Title Comes Last

Photo by Julie Lemberger

Photo by Julie Lemberger

Title Comes Last

March 16, 2019
Baryshnikov Arts Center
Choreography by Esmé Boyce in collaboration with the dancers
Performance by Esmé Boyce, Cori Kresge, Kit McDaniel, Justin Dominic and Matilda Sakamoto
Set design by Kit Boyce
Costume design by Sue Julien
Lighting design by Joe Levasseur
Music Composition by Cody Boyce and Eleanor Hovda
In order of performance:
“Untitled” by Cody Boyce
“Glacier Track” by Eleanor Hovda
“Untitled 2” by Cody Boyce
“Record of an Ocean Cliff” by Eleanor Hovda
“Dancing in Place” by Eleanor Hovda

This dance came out of research into intergenerational choreographic dialogue enabled through direct or indirect influence. In making this work I considered the choreographic connections between me, Catherine Tharin and the late choreographer Nancy Meehan. Meehan (1931-2016) was a star dancer in the Erick Hawkins Company before leaving in 1970 to explore her own choreographic voice. Choreographer Catherine Tharin, also a former Hawkins dancer, was a frequent audience member at Meehan’s concerts although she never danced in her company. Through Catherine Tharin I was introduced to Nancy Meehan’s work and was struck by how similar her choreographic sensibility was to my own.

Choreographically Nancy Meehan, Catherine Tharin and I share interests in the texture of vocabulary, in moments of raw beauty, in our similar use of space, in our belief in abstraction as a vehicle to reveal specific states of internal experience and in our comfort with intuition as a compositional engine. While the osmotic process of choreographic influence is tricky to pin down, I do believe that Meehan, Tharin and I, though each entirely unique, somehow have sent and received inspiration across our respective generations and the influences to which we were exposed. Through the curation of the evening I hope to offer a lens with which to consider how dances of the past, present and future intertwine and reframe one another.
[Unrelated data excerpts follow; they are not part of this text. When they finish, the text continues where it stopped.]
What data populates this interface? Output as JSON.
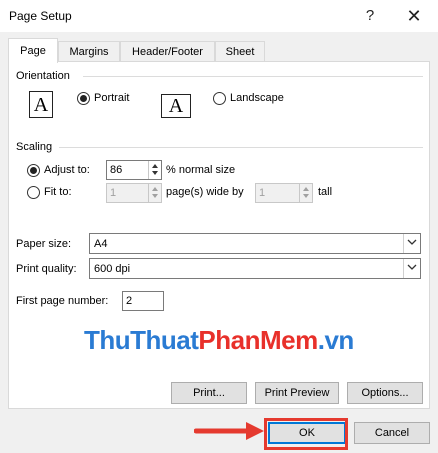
{
  "window": {
    "title": "Page Setup"
  },
  "tabs": [
    {
      "label": "Page",
      "active": true
    },
    {
      "label": "Margins",
      "active": false
    },
    {
      "label": "Header/Footer",
      "active": false
    },
    {
      "label": "Sheet",
      "active": false
    }
  ],
  "orientation": {
    "title": "Orientation",
    "icon_letter": "A",
    "portrait_label": "Portrait",
    "landscape_label": "Landscape",
    "selected": "portrait"
  },
  "scaling": {
    "title": "Scaling",
    "adjust_label": "Adjust to:",
    "adjust_value": "86",
    "adjust_suffix": "% normal size",
    "fit_label": "Fit to:",
    "fit_wide_value": "1",
    "fit_wide_suffix": "page(s) wide by",
    "fit_tall_value": "1",
    "fit_tall_suffix": "tall",
    "selected": "adjust"
  },
  "paper": {
    "size_label": "Paper size:",
    "size_value": "A4",
    "quality_label": "Print quality:",
    "quality_value": "600 dpi",
    "first_page_label": "First page number:",
    "first_page_value": "2"
  },
  "watermark": {
    "part1": "ThuThuat",
    "part2": "PhanMem",
    "part3": ".vn"
  },
  "buttons": {
    "print": "Print...",
    "print_preview": "Print Preview",
    "options": "Options...",
    "ok": "OK",
    "cancel": "Cancel"
  },
  "colors": {
    "accent": "#0078d7",
    "annotation": "#e53a2f"
  }
}
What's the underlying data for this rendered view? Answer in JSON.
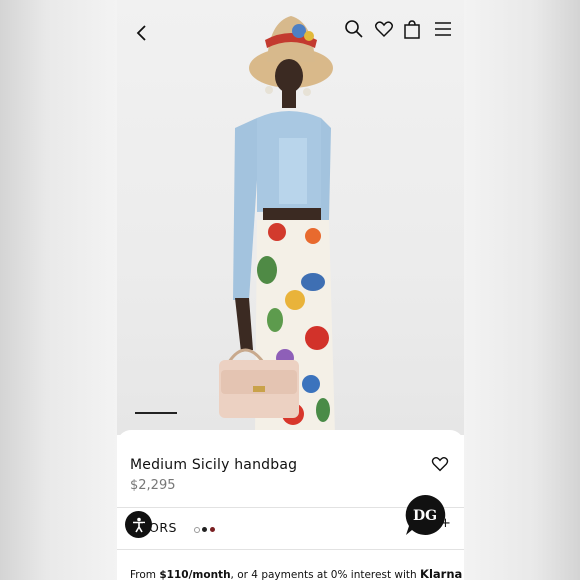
{
  "product": {
    "title": "Medium Sicily handbag",
    "price": "$2,295"
  },
  "colors": {
    "label": "LORS",
    "swatches": [
      "#ffffff",
      "#222222",
      "#7a1f22"
    ]
  },
  "chat_badge": "DG",
  "plus_label": "+",
  "klarna": {
    "prefix": "From ",
    "amount": "$110/month",
    "middle": ", or 4 payments at 0% interest with ",
    "brand": "Klarna"
  },
  "icons": {
    "back": "chevron-left-icon",
    "search": "search-icon",
    "wishlist": "heart-icon",
    "bag": "shopping-bag-icon",
    "menu": "hamburger-menu-icon",
    "accessibility": "accessibility-icon"
  }
}
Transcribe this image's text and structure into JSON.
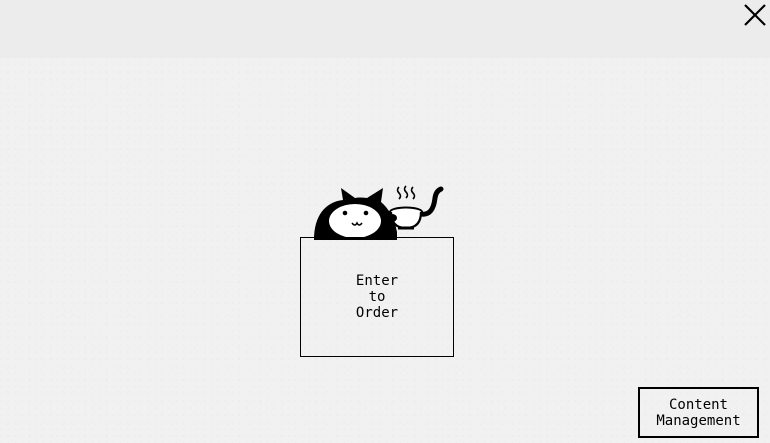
{
  "buttons": {
    "enter_label": "Enter to Order",
    "content_management_label": "Content Management"
  },
  "icons": {
    "close": "close-icon",
    "mascot": "cat-with-bowl-icon"
  },
  "colors": {
    "background": "#f1f1f1",
    "ink": "#000000"
  }
}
"Title Comes Last" is dedicated to the memory of Nancy Meehan, to her profound body of work and to the community of collaborators and dancers who made important art together for many decades. This community has offered me a window into a world of dance making that I, without knowing it, had been looking for.

About "Title Comes Last": My curiosity for Nancy Meehan’s work began by rehearsing in her studio at Westbeth Artists Housing. While many studios are nondescript empty rooms with smooth white walls, the Meehan studio is full of content. There are paintings by Nancy’s husband, Tony Candido; there are Candido‘s sets which fill a fireplace topped by a magnificent mantel. Out beyond the mirrors are windows that frame breathtaking views of the Hudson River. When the sun goes down the light hits the wooden surfaces and the room glows gold. This is a room with visible traces of the art that was made in its walls; in it a choreographer is never alone. I felt Nancy’s presence even though I never met her.
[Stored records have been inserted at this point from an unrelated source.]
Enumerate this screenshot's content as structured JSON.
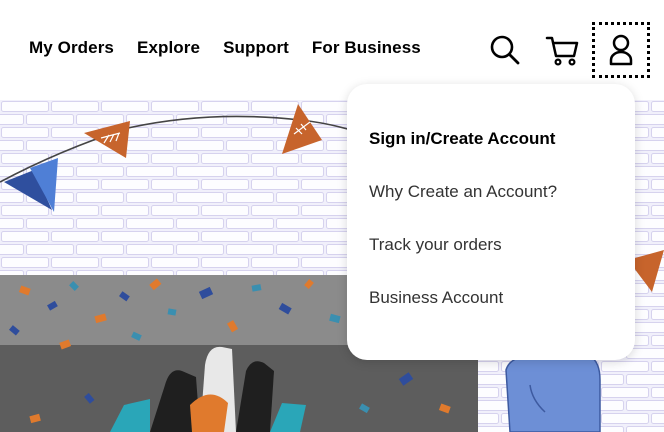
{
  "nav": {
    "links": [
      "My Orders",
      "Explore",
      "Support",
      "For Business"
    ],
    "icons": [
      "search-icon",
      "cart-icon",
      "user-icon"
    ]
  },
  "account_menu": {
    "items": [
      "Sign in/Create Account",
      "Why Create an Account?",
      "Track your orders",
      "Business Account"
    ]
  },
  "colors": {
    "pennant_orange": "#c7642c",
    "pennant_blue": "#3c64c0",
    "brick_background": "#f1f0fb",
    "brick_line": "#d6d2ee",
    "foam_finger": "#6d8fd6"
  }
}
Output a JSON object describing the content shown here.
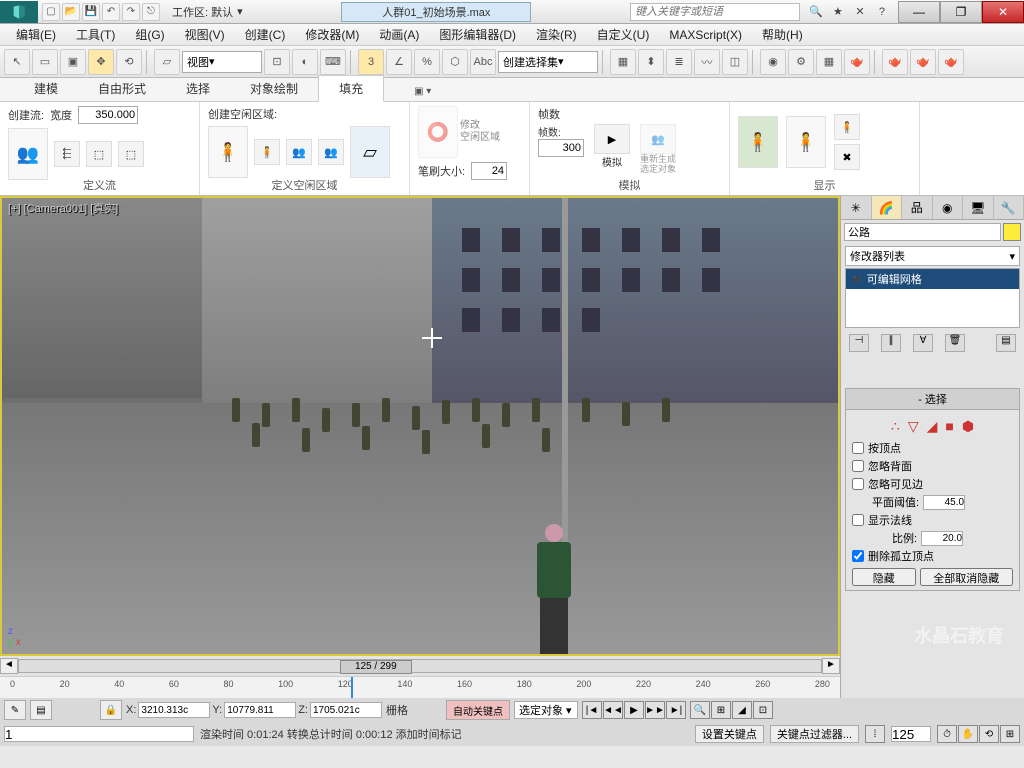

My objective in making "Title Comes Last" is to pay homage to Meehan and highlight our shared sensibility without diminishing or restraining my own choreographic perspective, nor in any way quoting Meehan’s choreography. Through interviews and observations, certain methodologies and choreographic devices came into focus which served as jumping off points to push me into an unfamiliar vocabulary. One of these ideas came from Tony Candido during an interview; he spoke of how Meehan would “mass” the dancers in space only to then have them disperse, cutting and shaping the stage as though making architecture with movement. The word “massing” itself was enough to send my choreographic brain running to the studio. I observed Meehan’s “obscuring and revealing” in Seven Women, a dance performed in silence in which there are ornate rhythmic, spatial, and grouping organizations. In this dance the soloist is covered for a time and later revealed; it feels as though one is watching a person as they move from window to window in a distant building or possibly catching glimpses of a deer passing through dense brush. These ideas served as challenges for my own imagination.
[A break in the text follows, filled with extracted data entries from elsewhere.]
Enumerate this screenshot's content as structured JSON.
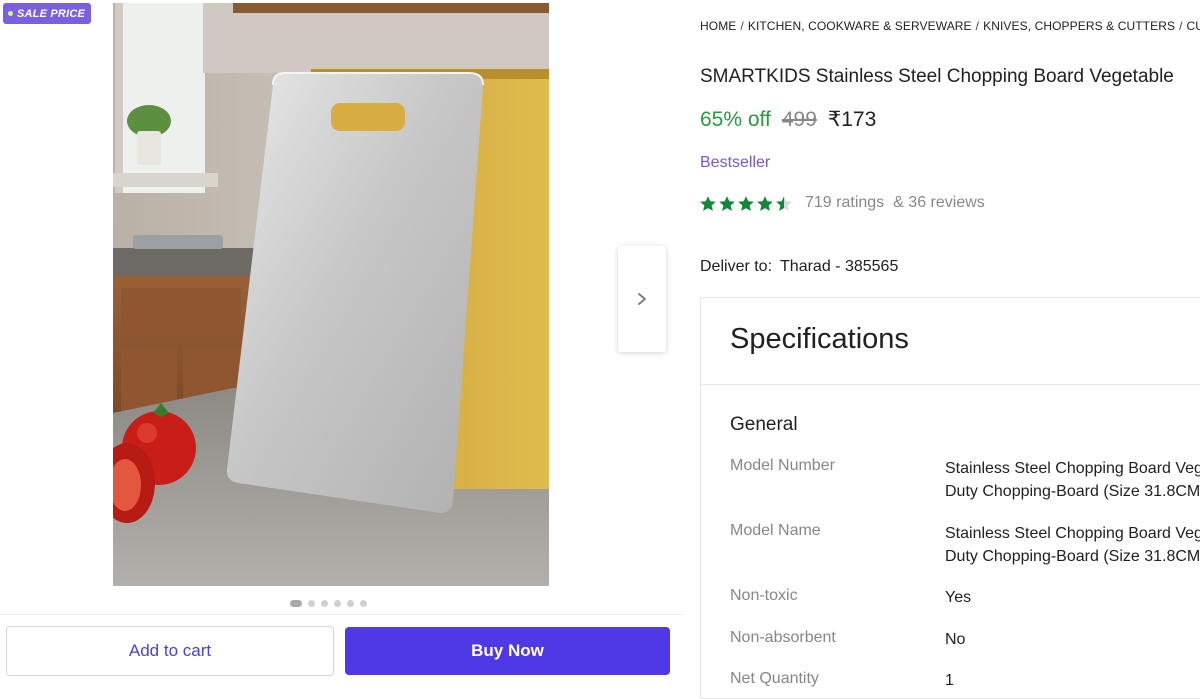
{
  "badge": {
    "label": "SALE PRICE"
  },
  "gallery": {
    "next_icon": "chevron-right-icon",
    "dot_count": 6,
    "active_dot": 0
  },
  "actions": {
    "add_to_cart": "Add to cart",
    "buy_now": "Buy Now"
  },
  "breadcrumb": [
    "HOME",
    "KITCHEN, COOKWARE & SERVEWARE",
    "KNIVES, CHOPPERS & CUTTERS",
    "CUTT"
  ],
  "product": {
    "title": "SMARTKIDS Stainless Steel Chopping Board Vegetable",
    "discount": "65% off",
    "mrp": "499",
    "price": "₹173",
    "tag": "Bestseller",
    "rating_value": 4.5,
    "ratings": "719 ratings",
    "reviews": "& 36 reviews"
  },
  "delivery": {
    "label": "Deliver to:",
    "location": "Tharad - 385565"
  },
  "specifications": {
    "title": "Specifications",
    "section": "General",
    "rows": [
      {
        "key": "Model Number",
        "value": [
          "Stainless Steel Chopping Board Veg",
          "Duty Chopping-Board (Size 31.8CM"
        ]
      },
      {
        "key": "Model Name",
        "value": [
          "Stainless Steel Chopping Board Veg",
          "Duty Chopping-Board (Size 31.8CM"
        ]
      },
      {
        "key": "Non-toxic",
        "value": [
          "Yes"
        ]
      },
      {
        "key": "Non-absorbent",
        "value": [
          "No"
        ]
      },
      {
        "key": "Net Quantity",
        "value": [
          "1"
        ]
      }
    ]
  },
  "colors": {
    "accent": "#4f38e6",
    "discount": "#2a9a3f",
    "bestseller": "#7b54d6",
    "stars": "#108934",
    "badge": "#7b5fe0"
  }
}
Like Meehan, I find it difficult to apply words to my dances. My professor, Dan Schuchart, recently expressed an observation that my dances were beyond words. I found this comment deeply moving, and also heard in it a clue as to what it is in Meehan’s work that speaks to me so intensely. Not unlike Tharin and myself, Meehan had a distaste for arriving at a title too soon. In an article written March 27, 1996, by Doris Diether in The Villager Meehan is quoted as saying, “’Titles come about a day before we do the performance. I never like to finally fix something in permanence. I like to let it float up and follow where the dance is taking me.” My title is a nod to Meehan’s commitment to making her art the way she needed to make it.